Stockholm Die Nervosität sah man ihm an. Bali Padda rollte während der Bilanz-Präsentation die ganze Zeit einen gelben und einen blauen Lego-Stein zwischen seinen Fingern. Am Donnerstag musste Padda erstmals als Chef ein Jahresergebnis des Spielzeugkonzerns präsentieren. Und eigentlich hätte er gelassener sein können. Denn erneut steht ein gutes Ergebnis in der Bilanz – wenn auch nicht so sensationelle Zahlen wie 2015.

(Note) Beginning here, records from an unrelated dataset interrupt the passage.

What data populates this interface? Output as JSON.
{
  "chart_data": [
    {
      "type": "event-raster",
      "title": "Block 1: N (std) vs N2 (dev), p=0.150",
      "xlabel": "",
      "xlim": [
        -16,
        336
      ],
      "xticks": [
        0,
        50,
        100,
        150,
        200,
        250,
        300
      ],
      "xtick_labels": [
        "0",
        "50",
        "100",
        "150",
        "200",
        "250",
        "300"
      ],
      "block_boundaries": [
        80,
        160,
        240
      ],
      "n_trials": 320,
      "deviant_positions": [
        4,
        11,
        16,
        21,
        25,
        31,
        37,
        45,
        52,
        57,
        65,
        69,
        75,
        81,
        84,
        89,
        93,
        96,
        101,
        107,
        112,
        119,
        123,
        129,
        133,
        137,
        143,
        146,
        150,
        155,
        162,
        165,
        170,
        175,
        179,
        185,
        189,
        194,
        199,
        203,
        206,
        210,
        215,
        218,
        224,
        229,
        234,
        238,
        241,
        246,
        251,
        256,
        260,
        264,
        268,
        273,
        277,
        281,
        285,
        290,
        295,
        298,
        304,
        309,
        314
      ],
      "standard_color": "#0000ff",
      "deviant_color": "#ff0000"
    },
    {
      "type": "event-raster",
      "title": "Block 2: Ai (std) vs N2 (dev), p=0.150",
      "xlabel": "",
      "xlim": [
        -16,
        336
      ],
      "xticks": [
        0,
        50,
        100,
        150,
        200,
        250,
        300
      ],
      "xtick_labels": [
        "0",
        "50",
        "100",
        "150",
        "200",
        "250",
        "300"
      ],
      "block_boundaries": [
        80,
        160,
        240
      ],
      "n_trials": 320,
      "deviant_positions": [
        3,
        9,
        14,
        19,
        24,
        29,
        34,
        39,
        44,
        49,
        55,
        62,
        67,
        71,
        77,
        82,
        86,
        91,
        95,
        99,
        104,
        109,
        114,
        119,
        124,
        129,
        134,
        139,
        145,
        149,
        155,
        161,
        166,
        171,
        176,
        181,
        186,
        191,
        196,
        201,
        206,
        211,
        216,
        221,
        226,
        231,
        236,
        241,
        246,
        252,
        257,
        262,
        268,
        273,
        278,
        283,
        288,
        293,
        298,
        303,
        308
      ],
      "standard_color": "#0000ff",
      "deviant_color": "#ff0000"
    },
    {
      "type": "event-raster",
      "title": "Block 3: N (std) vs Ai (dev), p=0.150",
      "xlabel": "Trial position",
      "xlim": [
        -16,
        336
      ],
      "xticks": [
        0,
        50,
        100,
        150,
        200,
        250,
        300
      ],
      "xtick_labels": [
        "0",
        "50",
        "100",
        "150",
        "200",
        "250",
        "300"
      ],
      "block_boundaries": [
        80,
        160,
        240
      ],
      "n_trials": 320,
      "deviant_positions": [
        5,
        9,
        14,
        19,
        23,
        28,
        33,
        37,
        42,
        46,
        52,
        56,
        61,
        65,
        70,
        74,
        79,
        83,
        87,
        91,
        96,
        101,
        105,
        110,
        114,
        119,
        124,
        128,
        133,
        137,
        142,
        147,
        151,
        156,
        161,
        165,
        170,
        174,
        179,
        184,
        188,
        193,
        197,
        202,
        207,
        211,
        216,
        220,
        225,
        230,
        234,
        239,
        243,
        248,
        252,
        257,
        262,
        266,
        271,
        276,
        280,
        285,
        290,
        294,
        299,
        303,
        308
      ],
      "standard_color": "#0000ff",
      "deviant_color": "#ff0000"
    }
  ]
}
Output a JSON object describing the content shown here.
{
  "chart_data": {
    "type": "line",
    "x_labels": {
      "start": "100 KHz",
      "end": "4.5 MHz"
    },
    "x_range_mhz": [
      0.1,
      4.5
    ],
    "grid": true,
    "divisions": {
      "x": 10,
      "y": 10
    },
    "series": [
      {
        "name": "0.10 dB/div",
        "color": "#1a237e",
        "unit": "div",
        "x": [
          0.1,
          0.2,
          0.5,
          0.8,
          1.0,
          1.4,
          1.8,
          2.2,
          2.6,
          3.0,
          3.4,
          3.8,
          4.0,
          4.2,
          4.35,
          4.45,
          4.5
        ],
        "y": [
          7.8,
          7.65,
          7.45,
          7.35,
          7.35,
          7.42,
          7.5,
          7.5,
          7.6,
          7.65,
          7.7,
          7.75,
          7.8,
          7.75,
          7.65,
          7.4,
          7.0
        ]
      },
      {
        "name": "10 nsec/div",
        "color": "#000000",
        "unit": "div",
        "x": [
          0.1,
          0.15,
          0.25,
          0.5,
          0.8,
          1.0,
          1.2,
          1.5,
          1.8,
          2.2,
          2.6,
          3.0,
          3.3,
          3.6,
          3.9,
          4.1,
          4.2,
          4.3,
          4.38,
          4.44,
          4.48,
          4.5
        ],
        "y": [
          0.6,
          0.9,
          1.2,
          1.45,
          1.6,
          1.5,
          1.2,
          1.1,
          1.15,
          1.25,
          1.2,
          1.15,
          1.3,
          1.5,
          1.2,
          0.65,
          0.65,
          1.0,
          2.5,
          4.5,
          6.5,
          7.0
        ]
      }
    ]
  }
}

Padda steht erst seit Januar dieses Jahres an der Spitze des dänischen Konzerns. Insofern ist sein Einfluss auf die Unternehmensentwicklung noch sehr überschaubar. „Wir haben in den vergangenen Jahren ein nahezu übernatürliches Wachstum gehabt“, sagte er, „jetzt werden wir eher wie der allgemeine Spielzeugmarkt zulegen, vielleicht etwas mehr“.

Tatsächlich steigerte der Lego-Konzern seinen Umsatz 2016 gegenüber dem Vorjahr um sechs Prozent auf 37,9 Milliarden dänische Kronen, umgerechnet 5,1 Milliarden Euro. Der Gewinn des im Familienbesitz befindlichen Konzerns stieg im vergangenen Jahr nur leicht von 9,2 auf 9,4 Milliarden Kronen. „Wir sind mit unserem Ergebnis zufrieden“, betonte Padda am Stammsitz des Unternehmens in Billund.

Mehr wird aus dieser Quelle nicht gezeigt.